3. Orang yang menyandarkan diri pada pembagian dan ketetapan yang telah ditentukan oleh Alloh SWT. orang seperti ini memandang sesuatu sebagai takdir Alloh,
قل الله ثم ذرهم فى خوضهم يلعبون “Katakanlah : Alloh lah (yang menurunkan Taurat), kemudian(sesudah kamu menyampaikan Al-Qur’an kepada mereka) biarkanlah mereka bermain-main dalam kesesatan.” (QS. An-An’am 91)

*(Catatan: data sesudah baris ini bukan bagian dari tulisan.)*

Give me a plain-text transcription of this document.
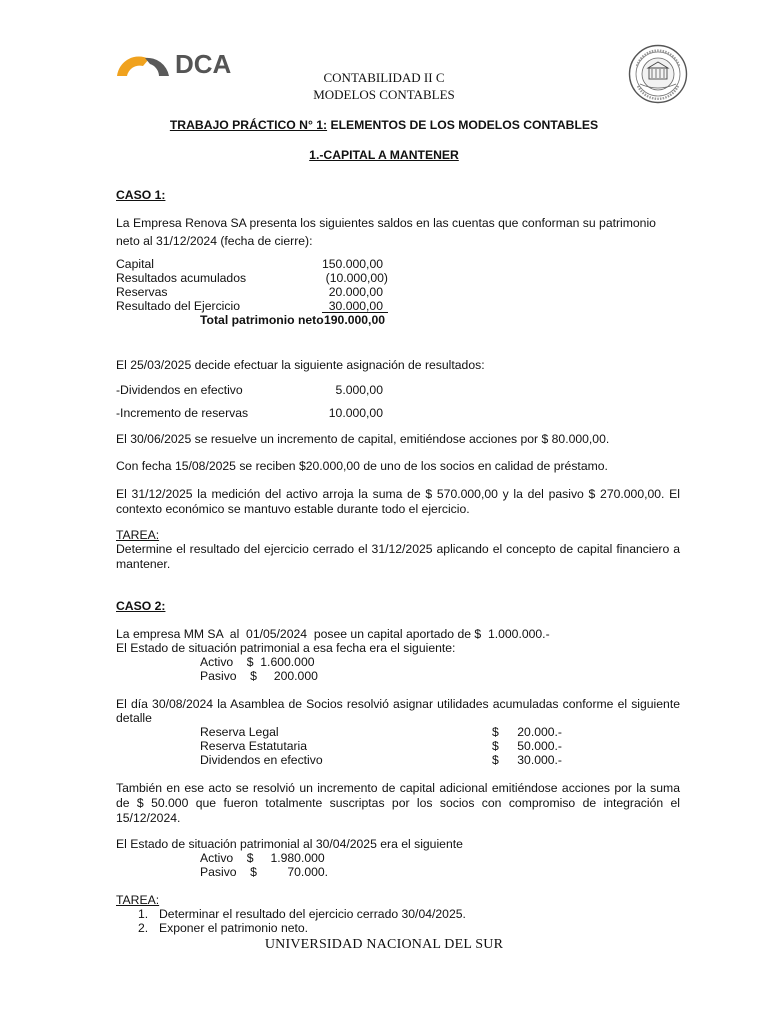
DCA	CONTABILIDAD II C
MODELOS CONTABLES
TRABAJO PRÁCTICO N° 1: ELEMENTOS DE LOS MODELOS CONTABLES
1.-CAPITAL A MANTENER
CASO 1:
La Empresa Renova SA presenta los siguientes saldos en las cuentas que conforman su patrimonio
neto al 31/12/2024 (fecha de cierre):
Capital	150.000,00
Resultados acumulados	(10.000,00)
Reservas	20.000,00
Resultado del Ejercicio	30.000,00
Total patrimonio neto 190.000,00
El 25/03/2025 decide efectuar la siguiente asignación de resultados:
-Dividendos en efectivo	5.000,00
-Incremento de reservas	10.000,00
El 30/06/2025 se resuelve un incremento de capital, emitiéndose acciones por $ 80.000,00.
Con fecha 15/08/2025 se reciben $20.000,00 de uno de los socios en calidad de préstamo.
El 31/12/2025 la medición del activo arroja la suma de $ 570.000,00 y la del pasivo $ 270.000,00. El contexto económico se mantuvo estable durante todo el ejercicio.
TAREA:
Determine el resultado del ejercicio cerrado el 31/12/2025 aplicando el concepto de capital financiero a mantener.
CASO 2:
La empresa MM SA  al  01/05/2024  posee un capital aportado de $  1.000.000.-
El Estado de situación patrimonial a esa fecha era el siguiente:
Activo    $  1.600.000
Pasivo    $     200.000
El día 30/08/2024 la Asamblea de Socios resolvió asignar utilidades acumuladas conforme el siguiente detalle
Reserva Legal	$	20.000.-
Reserva Estatutaria	$	50.000.-
Dividendos en efectivo	$	30.000.-
También en ese acto se resolvió un incremento de capital adicional emitiéndose acciones por la suma de $ 50.000 que fueron totalmente suscriptas por los socios con compromiso de integración el 15/12/2024.
El Estado de situación patrimonial al 30/04/2025 era el siguiente
Activo    $     1.980.000
Pasivo    $         70.000.
TAREA:
1. Determinar el resultado del ejercicio cerrado 30/04/2025.
2. Exponer el patrimonio neto.
UNIVERSIDAD NACIONAL DEL SUR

Adapun cirri-ciri orang seperti ini adalah selalu pasrah dan diam (menerima) terhadap terjadinya ketentuan (takdir) Alloh. Jadi Roja’ (pengharapan) nya tidak akan bertambah dan tidak pula berkurang dikarenakan suatu hal, jika ditimbang Roja’ (pengharapan) dan Khouf (perasaan takut) nya pasti imbang dalam setiap perbuatannya, orang seperti ini kelihatan selalu gembira padahal dalam hatinya juga ada rasa susah.
Sebagian Ulama Tahqiq mengatakan; barang siapa yang telah mencapai maqom (1), maka ia tidak akan pernah kendur dalam beramal, barang siapa yang telah mencapai maqom (2), maka ia tidak bisa berpaling dari beramal, dan barang siapa yang telah mencapai maqom (3), maka ia tidak bisa berpaling dari siapa saja selain Alloh SWT.